Mark Prior’s release another reminder of what might have been

 

Mark Prior throws a pitch.
The good ol’ days: Mark Prior and his dominating ways. (Jonathan Daniel/Getty Images)

Practically nobody noticed this, but the Cincinnati Reds released one-time pitching sensation Mark Prior from his minor-league contract Friday. This is the 10-year anniversary of the Chicago Cubs’ ill-fated 2003 playoff run, and Mark Prior was at the center of it all. He even did what had been impossible to that point: He made us believe the Cubs were going to the World Series. That’s something that hadn’t happened before and — except for about three innings of the 2008 NLDS — hasn’t happened since, either.

A short story illustrates the effect Prior had on us that year. By some twist of fate, I found myself in Atlanta on business when the Cubs opened up the 2003 NLDS against the Atlanta Braves. I made it a point to go to both games in Atlanta, knowing that I’d never be able to afford playoff tickets once the series returned to Chicago.

In those pre-StubHub days, in case you’re curious, playoff tickets were sold on eBay, but through a loophole in the auction process. Selling tickets for more than face value was against eBay’s rules, but if you put an old Led Zeppelin CD up for auction, and informed bidders that the winning bid would also receive two tickets to the Cubs playoff game, that Led Zeppelin CD would then go for huge sums of money. It now seems like a different world from those days.

Anyway, back to Atlanta for a moment. The Cubs won game one, but lost game two, and the series then headed back to Chicago for game three. After the game, I was at the outdoor bar section of the bleachers known as Turner Beach, and a Braves fan started giving me an earful about how the Cubs were doomed to lose the series, as they always had before.

Rather than bow my head and take this fan’s smack, I got in his face and told him that it wasn’t going to be that way, not this time. Mark Prior was pitching in game three, I informed him, and Prior’s stat line was going to be something like eight innings pitched, three hits allowed, one run and about 12 strikeouts. I just made up the numbers on the spot, but I was supremely confident Mark Prior was going to come through. The confidence emboldened me, which was something that, as a Cubs fan, I had not experienced before. And I’ve missed that feeling terribly since then, too.
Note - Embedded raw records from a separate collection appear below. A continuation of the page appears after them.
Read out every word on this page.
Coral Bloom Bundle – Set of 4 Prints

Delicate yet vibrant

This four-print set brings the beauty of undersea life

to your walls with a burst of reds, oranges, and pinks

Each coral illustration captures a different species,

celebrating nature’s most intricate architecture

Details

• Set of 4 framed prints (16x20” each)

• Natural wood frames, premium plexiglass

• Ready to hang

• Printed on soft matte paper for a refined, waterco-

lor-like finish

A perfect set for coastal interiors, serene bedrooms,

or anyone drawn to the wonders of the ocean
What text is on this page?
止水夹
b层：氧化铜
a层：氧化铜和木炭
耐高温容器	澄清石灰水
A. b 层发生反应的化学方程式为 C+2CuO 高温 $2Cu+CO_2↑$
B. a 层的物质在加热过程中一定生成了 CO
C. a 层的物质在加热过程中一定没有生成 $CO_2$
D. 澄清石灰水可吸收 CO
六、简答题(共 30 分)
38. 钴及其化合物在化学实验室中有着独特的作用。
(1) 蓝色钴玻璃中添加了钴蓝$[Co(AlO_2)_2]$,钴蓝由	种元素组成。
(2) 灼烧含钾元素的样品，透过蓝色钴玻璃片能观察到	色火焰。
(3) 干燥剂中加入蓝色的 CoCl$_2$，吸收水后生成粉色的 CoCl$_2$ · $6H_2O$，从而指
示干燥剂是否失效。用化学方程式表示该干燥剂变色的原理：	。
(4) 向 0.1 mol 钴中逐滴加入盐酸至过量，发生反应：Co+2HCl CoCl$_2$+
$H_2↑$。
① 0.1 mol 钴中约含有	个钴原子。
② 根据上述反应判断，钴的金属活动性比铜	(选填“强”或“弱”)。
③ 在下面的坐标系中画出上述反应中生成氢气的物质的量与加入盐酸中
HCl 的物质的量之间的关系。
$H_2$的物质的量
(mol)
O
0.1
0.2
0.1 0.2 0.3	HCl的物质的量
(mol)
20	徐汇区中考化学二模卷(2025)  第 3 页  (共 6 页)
Mark Prior’s stat line for game three of the NLDS was about as impressive as I had predicted: He went the distance, giving up one run on only two hits, with a mere (for him) seven strikeouts. But he threw 133 pitches, on top of a season’s worth of overuse by Dusty Baker. And this finally caught up with him in the next round against the Florida Marlins. The less that’s said about that the better.

Mark Prior pitched three more seasons for the Cubs after the 2003 collapse, but he never regained what made him so special that season. His annual signing with one organization or another always made news in Chicago and was followed by the inevitable question of “He’s still pitching somewhere?” Whether or not he resurfaces anywhere else after this — at the still-not-quite finished age of 32 — remains to be seen.

It’s safe to say that Mark Prior won’t ever embolden anyone to make prognostications about his next start. The one time that he did this is a baseball memento I can’t wait to trade in for something better. But a decade later, I’m still playing the waiting game.